This project is a course recommendation system built using Python and various machine learning techniques. The system takes a dataset of course descriptions and recommends similar courses based on the content similarity.
The dataset used in this project is the 'Coursera.csv' file, which contains information about various courses offered on the Coursera platform.

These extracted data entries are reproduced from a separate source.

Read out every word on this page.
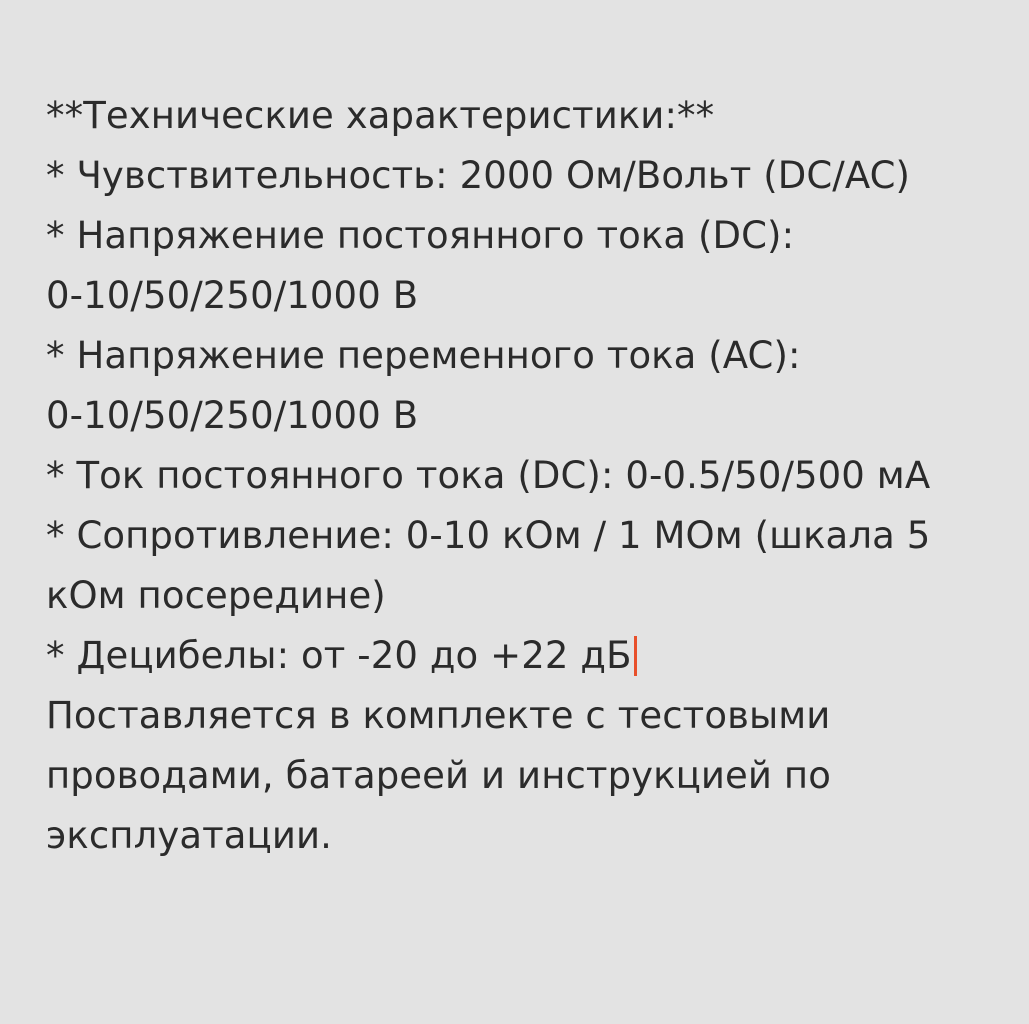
**Технические характеристики:**
* Чувствительность: 2000 Ом/Вольт (DC/AC)
* Напряжение постоянного тока (DC):
0-10/50/250/1000 В
* Напряжение переменного тока (AC):
0-10/50/250/1000 В
* Ток постоянного тока (DC): 0-0.5/50/500 мА
* Сопротивление: 0-10 кОм / 1 МОм (шкала 5
кОм посередине)
* Децибелы: от -20 до +22 дБ
Поставляется в комплекте с тестовыми
проводами, батареей и инструкцией по
эксплуатации.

The dataset includes columns such as 'Course Name', 'Difficulty Level', 'Course Description', and 'Skills'.
The recommendation system is based on the following steps:
-
Data Preprocessing: The text data in the dataset is cleaned and preprocessed to remove unnecessary characters, convert to lowercase, and perform stemming.
-
Text Vectorization: The preprocessed text data is converted into numerical vectors using the CountVectorizer from the scikit-learn library.
-
Similarity Calculation: The cosine similarity between the vectorized course descriptions is calculated to measure the similarity between courses.
-
Recommendation: Given a course name, the system finds the most similar courses based on the cosine similarity scores and recommends the top-ranked courses.
The following Python libraries are required to run the project:
- NumPy
- Pandas
- Matplotlib
- Seaborn
- scikit-learn
- NLTK
- Clone the repository or download the project files.
- Install the required dependencies by running
pip install -r requirements.txt
(if you have arequirements.txt
file). - Place the 'Coursera.csv' dataset file in the 'Dataset' directory.
- Run the 'recommendation.ipynb' notebook to preprocess the data, train the recommendation system, and get course recommendations.
Contributions to this project are welcome. If you find any issues or have suggestions for improvements, please open an issue or submit a pull request.
This project is licensed under the MIT License.